《人论三题(新编本)》:
欣:在出身于知青的学者群中,坚持弘扬传统文化的精华的学者也不少,许多人正是通过对传统价值的弘扬来批判当今社会的弊病。您如何看待这种现象?
邓:不错,我们这一代学人尽管有大致相同的经历,却也产生了一些原则性的分歧,其中最重要的,是对同一个中国的现实生活和对中国传统文化的看法的分歧。我们置身于同样的处境中,却产生了两种完全不同的感受和态度。一种是,在经历过“文革”之后,沉人农村那相对平静的自食其力的劳动生活,亲身感受到周围人际关系的亲切、单纯和温暖,很容易认为中国几千年传统文化的血脉唯有在偏僻农村才完好地得到了保存,于是从中生发出要恢复和发扬这已经濒临断层的传统文化,以拯救堕落了的世道人心的志向。另一种则是,并不是把“文革”看作某种个人意志任意妄为的产物,而是追溯到产生“文革”的文化心理基础和社会历史根源,于是在下到农村之后,通过劳动的磨炼和与农民的贴近的交往,感到自己把握到了“文革”之所以发生的最深刻、最隐秘的根源,这就是落后的自然经济的农业生产和家族式的人际关系。这种人际关系以温情脉脉的方式培养着人的依赖性和情绪化的思维方式,从而为集权统治准备了最广大最深厚的温床。我本人在十年的农村插队生活中采取的是第二种思路,由此形成了我的基本立场:对“文革”的批评不是对某一个人或某一群人的批评,而是要从根子上对整个社会由以形成的传统文化进行反思,因为只要这个社会的根基不变,陈旧的农业生产方式不变,农村普遍存在的宗法式的家族人际关系不变,“文革”的一套思维模式和情感模式就总会以这样那样的形式表现出来,严重地阻碍我们这个社会的发展和进步。
很明显,上述两种思路是针锋相对的:一个是要恢复和弘扬中国传统文化,一个是要批判和改造中国传统文化,但两者都是出于对“文革”的反思和对社会的责任感。
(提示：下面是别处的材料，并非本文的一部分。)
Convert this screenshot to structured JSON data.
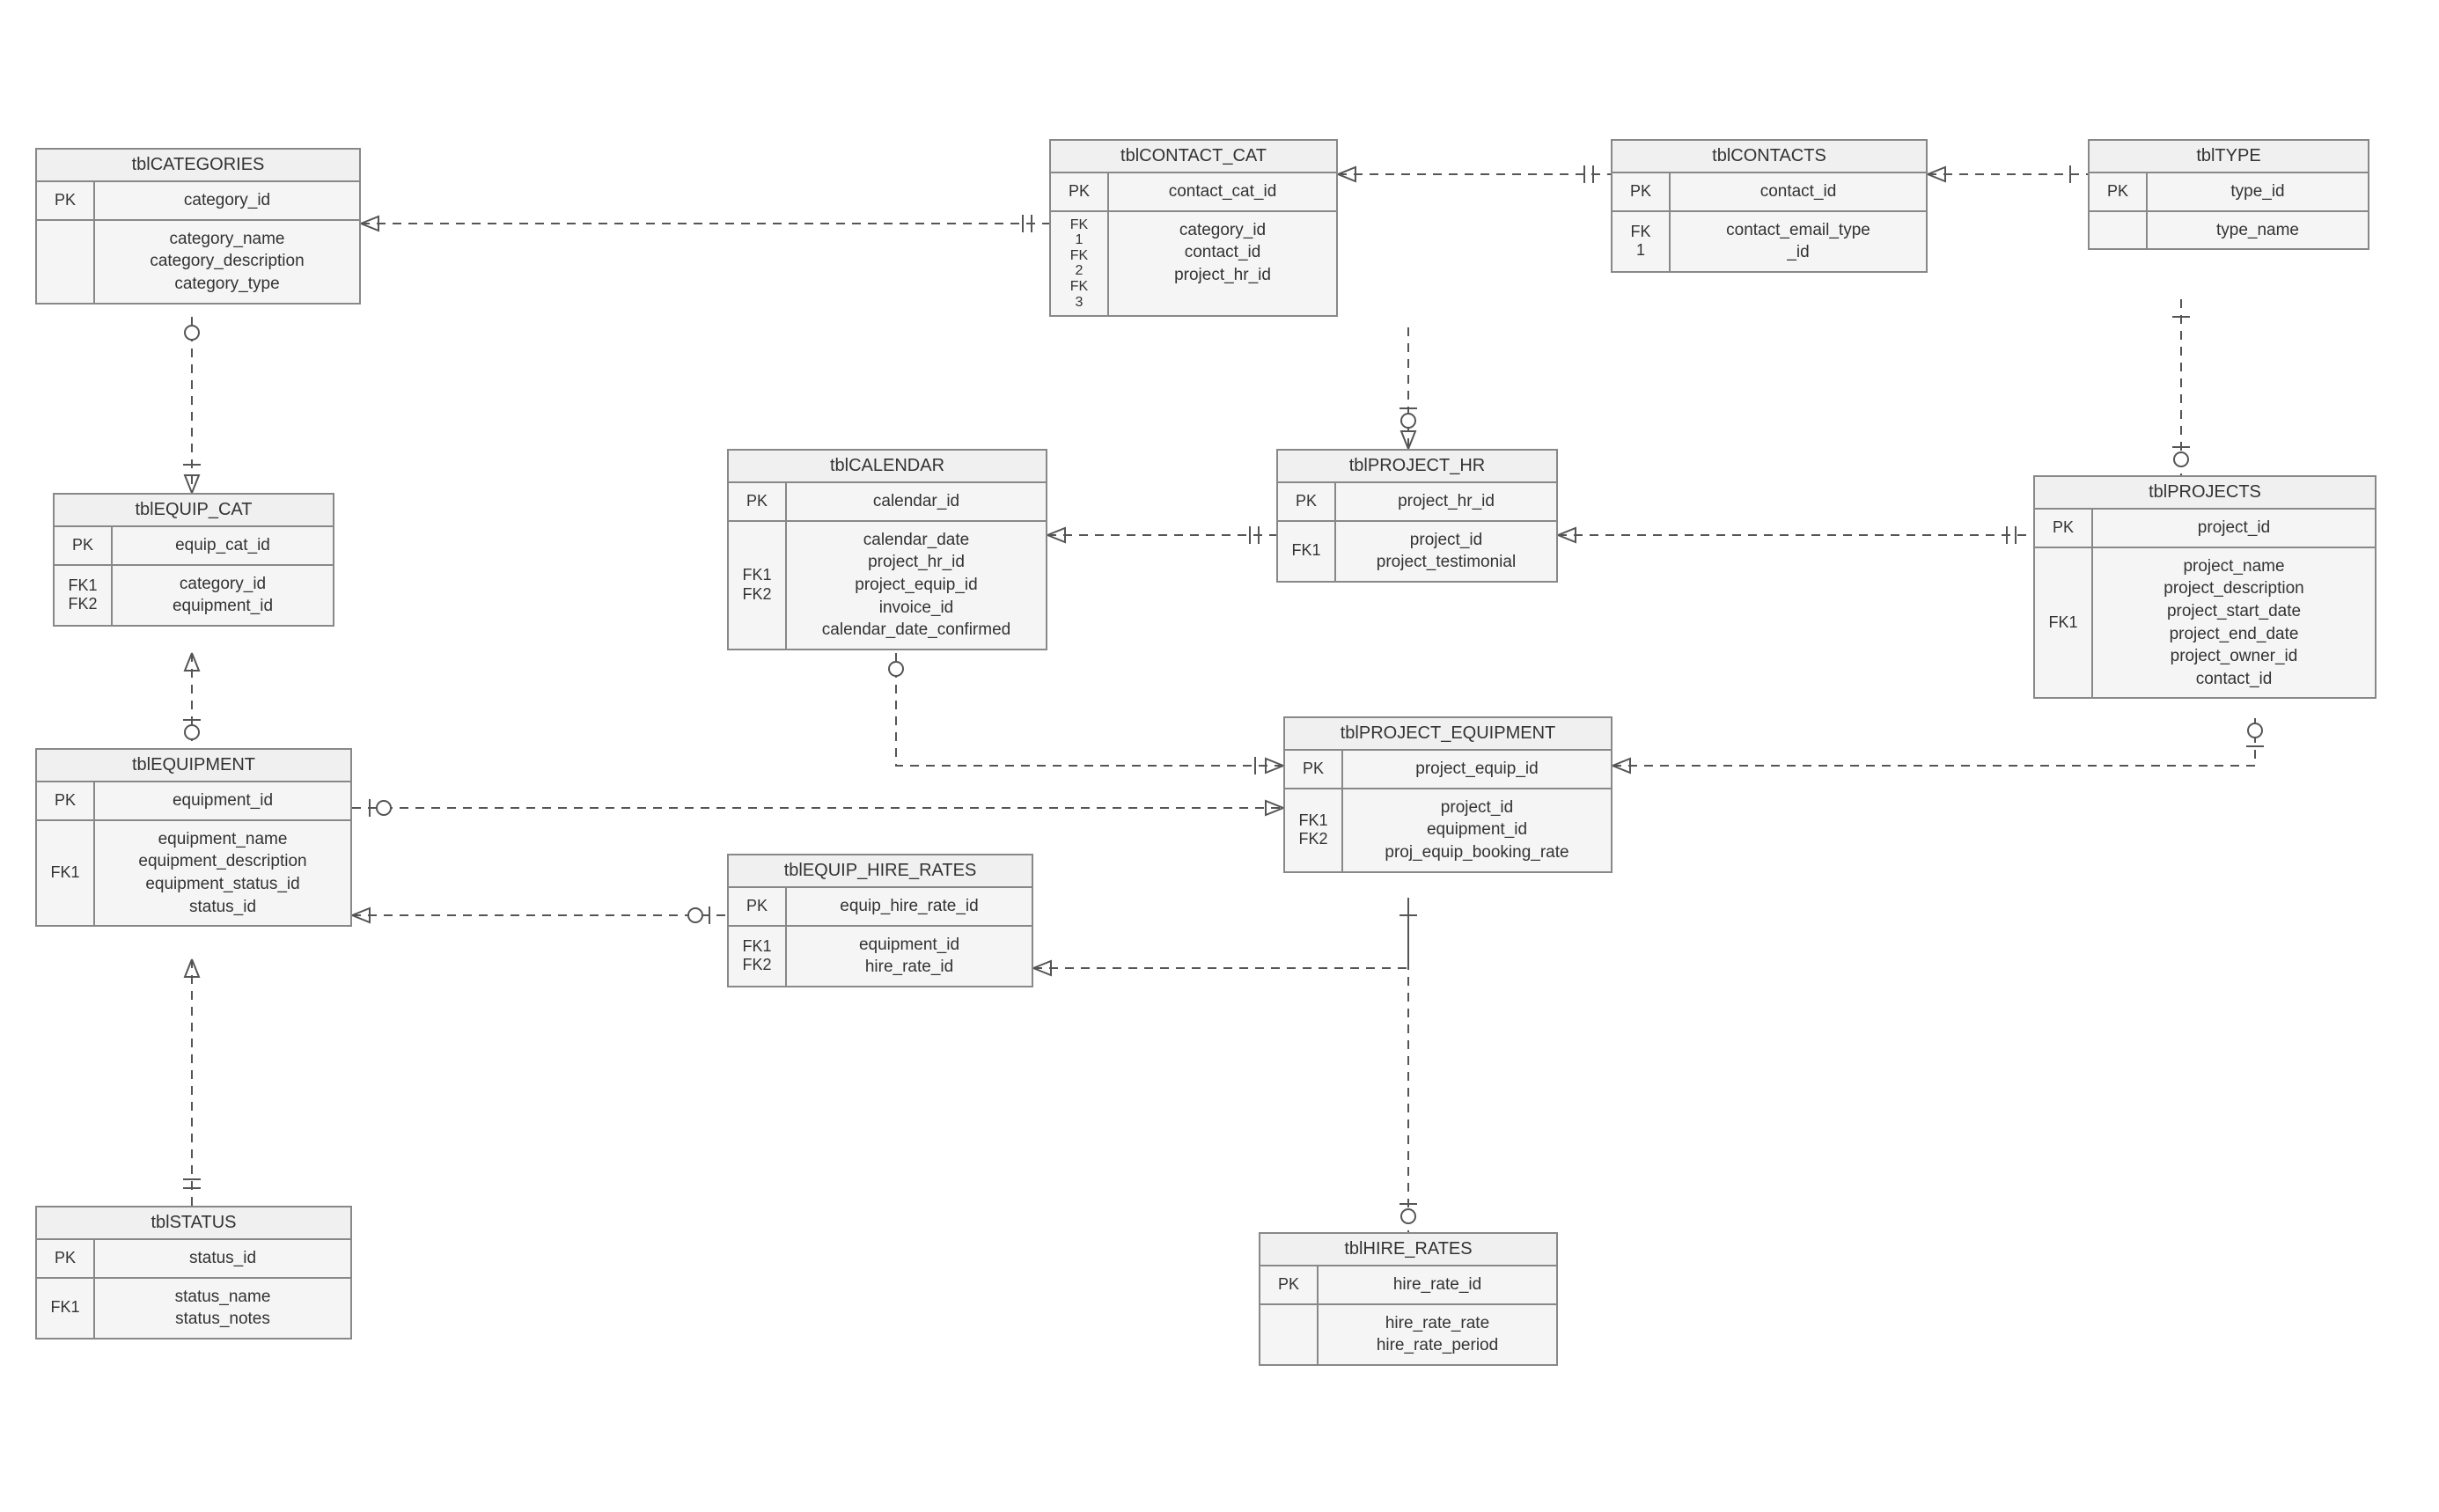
{
  "entities": {
    "categories": {
      "title": "tblCATEGORIES",
      "pk_label": "PK",
      "pk_field": "category_id",
      "attr_key": "",
      "attrs": [
        "category_name",
        "category_description",
        "category_type"
      ]
    },
    "equip_cat": {
      "title": "tblEQUIP_CAT",
      "pk_label": "PK",
      "pk_field": "equip_cat_id",
      "attr_key": "FK1\nFK2",
      "attrs": [
        "category_id",
        "equipment_id"
      ]
    },
    "equipment": {
      "title": "tblEQUIPMENT",
      "pk_label": "PK",
      "pk_field": "equipment_id",
      "attr_key": "FK1",
      "attrs": [
        "equipment_name",
        "equipment_description",
        "equipment_status_id",
        "status_id"
      ]
    },
    "status": {
      "title": "tblSTATUS",
      "pk_label": "PK",
      "pk_field": "status_id",
      "attr_key": "FK1",
      "attrs": [
        "status_name",
        "status_notes"
      ]
    },
    "contact_cat": {
      "title": "tblCONTACT_CAT",
      "pk_label": "PK",
      "pk_field": "contact_cat_id",
      "attr_key": "FK\n1\nFK\n2\nFK\n3",
      "attrs": [
        "category_id",
        "contact_id",
        "project_hr_id"
      ]
    },
    "contacts": {
      "title": "tblCONTACTS",
      "pk_label": "PK",
      "pk_field": "contact_id",
      "attr_key": "FK\n1",
      "attrs": [
        "contact_email_type\n_id"
      ]
    },
    "type": {
      "title": "tblTYPE",
      "pk_label": "PK",
      "pk_field": "type_id",
      "attr_key": "",
      "attrs": [
        "type_name"
      ]
    },
    "calendar": {
      "title": "tblCALENDAR",
      "pk_label": "PK",
      "pk_field": "calendar_id",
      "attr_key": "FK1\nFK2",
      "attrs": [
        "calendar_date",
        "project_hr_id",
        "project_equip_id",
        "invoice_id",
        "calendar_date_confirmed"
      ]
    },
    "project_hr": {
      "title": "tblPROJECT_HR",
      "pk_label": "PK",
      "pk_field": "project_hr_id",
      "attr_key": "FK1",
      "attrs": [
        "project_id",
        "project_testimonial"
      ]
    },
    "projects": {
      "title": "tblPROJECTS",
      "pk_label": "PK",
      "pk_field": "project_id",
      "attr_key": "FK1",
      "attrs": [
        "project_name",
        "project_description",
        "project_start_date",
        "project_end_date",
        "project_owner_id",
        "contact_id"
      ]
    },
    "project_equipment": {
      "title": "tblPROJECT_EQUIPMENT",
      "pk_label": "PK",
      "pk_field": "project_equip_id",
      "attr_key": "FK1\nFK2",
      "attrs": [
        "project_id",
        "equipment_id",
        "proj_equip_booking_rate"
      ]
    },
    "equip_hire_rates": {
      "title": "tblEQUIP_HIRE_RATES",
      "pk_label": "PK",
      "pk_field": "equip_hire_rate_id",
      "attr_key": "FK1\nFK2",
      "attrs": [
        "equipment_id",
        "hire_rate_id"
      ]
    },
    "hire_rates": {
      "title": "tblHIRE_RATES",
      "pk_label": "PK",
      "pk_field": "hire_rate_id",
      "attr_key": "",
      "attrs": [
        "hire_rate_rate",
        "hire_rate_period"
      ]
    }
  }
}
我认为,假如没有当代的国际潮流和国内现实的根本变化,这两种思路本来谈不上谁对谁错。就第一种思路来说,其实中国历史上拨乱反正并回到以仁爱立国的无为而治、与民休息的方针上来的例子多得很。如汉初鉴于秦政的失道而行“黄老之术”、唐代的“贞观之治”等等。毕竟,儒家理想的“治世”总要比“乱世”好,因此人们总会希望重振纲纪,恢复传统。就此而言,我对上述第一种思路抱同情的理解。站在儒家的立场,无疑会认为“文革”摧毁了传统儒家文化的血脉,毒害了中国社会几千年流传下来的人际关系,而没有了这种被当作正统的儒家文化传统,中国人就丧失了“道德理想”,导致了“人文精神失落”。因此后“文革”时代知识分子的一个主要使命,在许多人看来就在于重新回到传统文化、主要是儒家文化中去,挖掘我们今天社会生活的道德资源,以维系我们民族的精神血脉。
但我以为,这种在中国数千年历史上有其合理性的儒家正统立场,在当代中国特别是改革开放以后的中国,已经不适应时代的发展了。其实,传统法家路线与儒家路线在贬低个体意识这一点上完全是一致的,就此而言,“文革”绝非中国传统文化的“断裂”,而正是中国传统文化中沉渣的泛起。我所选择的思路不是顺从日常社会经验的惯性的思路,而是切人到现实生活的根本变化并对其做出展望的前瞻性思路。这一思路只有在接受和吸收了西方哲学的某些内在精华的前提下才有可能形成,这就是自由主义和理性主义的精神。我认为这两种精神都是中国古代哲学中极其缺乏的。